Kunstler: Oil Prices To Rise Sooner Than Later
by Michael Graham Richard, Gatineau, Canada on 11. 8.05
The author of The Long Emergency, James Howard Kunstler (to learn more about the man, check out our interview with him), believes that this week's rejoicing over the falling gasoline prices in the US mass-media ("down 24 cents, average, to pre-hurricane levels") will soon be over. The reason is simple: "since the hurricanes shredded our Gulf of Mexico oil and gas capacity, Europe has been sending us 2 million barrels of crude oil and 'refined product' a day from its collective strategic petroleum reserve. [...] last week the International Energy Agency (IEA), Europe's energy security watchdog, declared that it would now end the 2 million barrel a day shipments to the US. [...] It will take a few weeks for the last of Europe's tankers to offload supplies and for the various fuels to work their way through the US fuels retail system. With US production and refining still crippled, we can look forward to watching the price of gasoline, heating oil, diesel and aviation fuel kick back up through Thanksgiving and on into the heart of the Christmas shopping season. At the same time, homeowners will be getting their first substantial heating bills of the season." ::Attention Deficit Nation, ::Grist Interviews Matthew Simmons on Peak Oil


















I say good, I don't like paying higher fuel costs but it seems to be what is required for people to make wiser vehicle choices.
I'm glad Jim Kunsler is so far ahead of the market. He must be making a killing out there with this "inside information" that's not already built into oil futures pricing. Seriously, at least Matt Simmons has some credibility on this issue. Kunsler should stick to talking about urban planning.
I honestly don't understand what Kunstler adds to the peak oil discussion.
JHK doesn't add anything to the "Peak Oil" discussion. He knows little, but writes well. He's actually dead wrong on the "we're running out of oil" bullshit. I heard a lecture by Daniel Kamen, Dir. of Energy Efficiency (or some such) @ UC berkeley. He explained that while it is True that we're approaching "Peak Oil", that is only the peak of the oil that costs $1/barrel to get to market. There's 17-20 times the amount of that in the ground in oil that costs $15/barrel to get to market. In fact, there's more of this stuff in the ground in Canada, than oil left in Saudi Arabia. But this incorrect bullshit is being promulgated for political & other reasons. (Yes, I drive a hybrid, but that doesn't make JHK's hysteria scientifically based.)
btw, if you guys want to discuss peak oil with a bunch of people who (mostly) know what they are talking about, check out http://www.theoildrum.com/
So does that mean Matthew Simmons, who says much the same (see post further down) is a wackjob too?
Carl: No, actually, I think Simmons adds a great deal to the Peak Oil discussion.
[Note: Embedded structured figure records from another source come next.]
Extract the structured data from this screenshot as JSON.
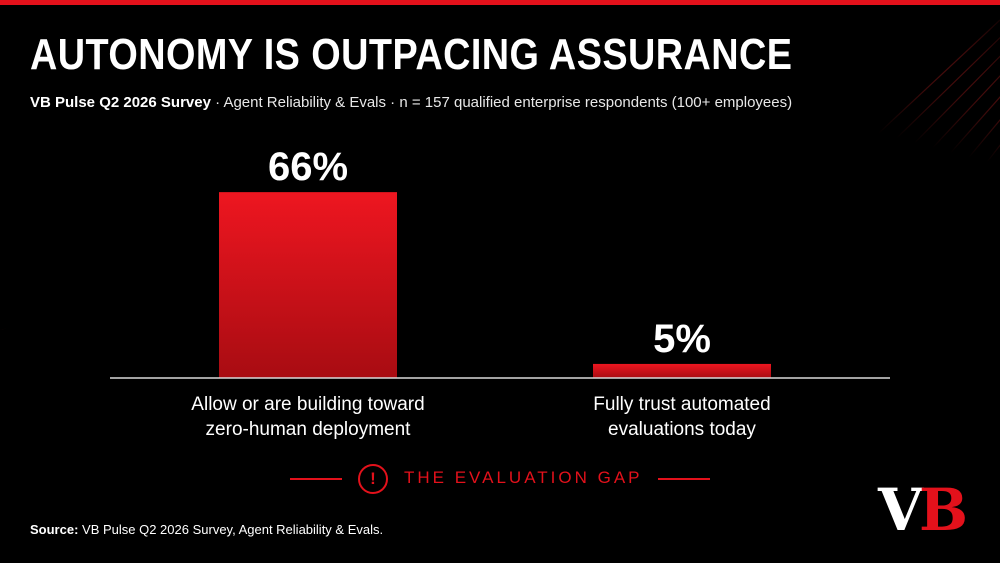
{
  "title": "AUTONOMY IS OUTPACING ASSURANCE",
  "subtitle": {
    "strong": "VB Pulse Q2 2026 Survey",
    "rest": " · Agent Reliability & Evals · n = 157 qualified enterprise respondents (100+ employees)"
  },
  "chart_data": {
    "type": "bar",
    "categories": [
      "Allow or are building toward zero-human deployment",
      "Fully trust automated evaluations today"
    ],
    "category_lines": [
      [
        "Allow or are building toward",
        "zero-human deployment"
      ],
      [
        "Fully trust automated",
        "evaluations today"
      ]
    ],
    "values": [
      66,
      5
    ],
    "value_labels": [
      "66%",
      "5%"
    ],
    "ylim": [
      0,
      100
    ],
    "grid": false,
    "legend": "none"
  },
  "callout": {
    "text": "THE EVALUATION GAP",
    "icon": "!",
    "color": "#e3111b"
  },
  "source": {
    "strong": "Source:",
    "rest": " VB Pulse Q2 2026 Survey, Agent Reliability & Evals."
  },
  "logo": {
    "v": "V",
    "b": "B"
  },
  "colors": {
    "accent": "#e3111b",
    "background": "#000000"
  }
}
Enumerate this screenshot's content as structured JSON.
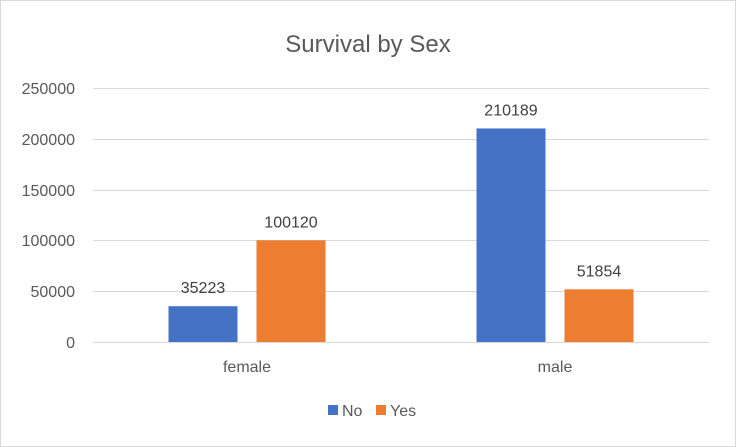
{
  "chart_data": {
    "type": "bar",
    "title": "Survival by Sex",
    "xlabel": "",
    "ylabel": "",
    "categories": [
      "female",
      "male"
    ],
    "series": [
      {
        "name": "No",
        "values": [
          35223,
          210189
        ],
        "color": "#4472c4"
      },
      {
        "name": "Yes",
        "values": [
          100120,
          51854
        ],
        "color": "#ed7d31"
      }
    ],
    "ylim": [
      0,
      250000
    ],
    "yticks": [
      0,
      50000,
      100000,
      150000,
      200000,
      250000
    ],
    "grid": true,
    "legend_position": "bottom"
  }
}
What bothers me about Kunstler is that his writing is typically NOT about peak oil at all--it's about hip hop and gluttony and McMansions and cultural phenomena he believes signify how things "ought not to be what they have become." I'm not saying that his perspectives aren't, to a certain degree, valid--just that I don't think his approach is ever going to lend credibility to the discussion. No one would ever accuse Simmons of sugar-coating, but Kunstler makes the Peak Oil pill incredibly hard to swallow. I wish he would focus his considerable writing and observational powers on articulating the problems, stating the research, and offering solutions (even if he thinks they aren't likely to "fix" things). We need to hear from visionaries, not snarky sideline commentators.
To Mer: when you talk about the "pill" that is hard to swallow, you remind me of a spoiled American housewife living in one of those McMansions, who is deciding which anti-migraine pill appeals more to tastes, whether she should swallow this one or that one, or perhaps none at all.
It's not a "pill" that you will have to swallow, Mer. The American Empire is very likely to undergo a dramatic structural change, whether some people like it, or not. Markets, as 1929 has shown can only deal with equilibrium states, and with smooth transitions. They are unable to deal with discontinuities. Oil is a finite resource, and whether Hubbert's or Simmons dates are accurate or not, it will happen, and the society will be of course unprepared.
I just jumped to this thread from a later entry and saw sutrostyle's reply to my comment. Although I doubt anyone will ever read this, I'd like to say that I think he completely missed my point. Sutrostyle, your comment about market behavior is well-taken, but what I'm trying to say is that Kunstler is not adding to the peak oil debate--NOT that peak oil doesn't exist. Peak oil is about hard science. It is about facts. Kunstler's writing is cultural criticism--and not even rigorously researched cultural criticism at that. He has opinions about what is and what "ought" to be (natural fallacy 101), and while he's entitled to them, I will never look to him for insight on peak oil issues. If you want to accuse me of being a migraine-prone suburban housewife, fine (it's a truly hilarious accusation), but at least respond to the comment I'm making instead of standing on your soapbox and spewing forth unmotivated nonsense.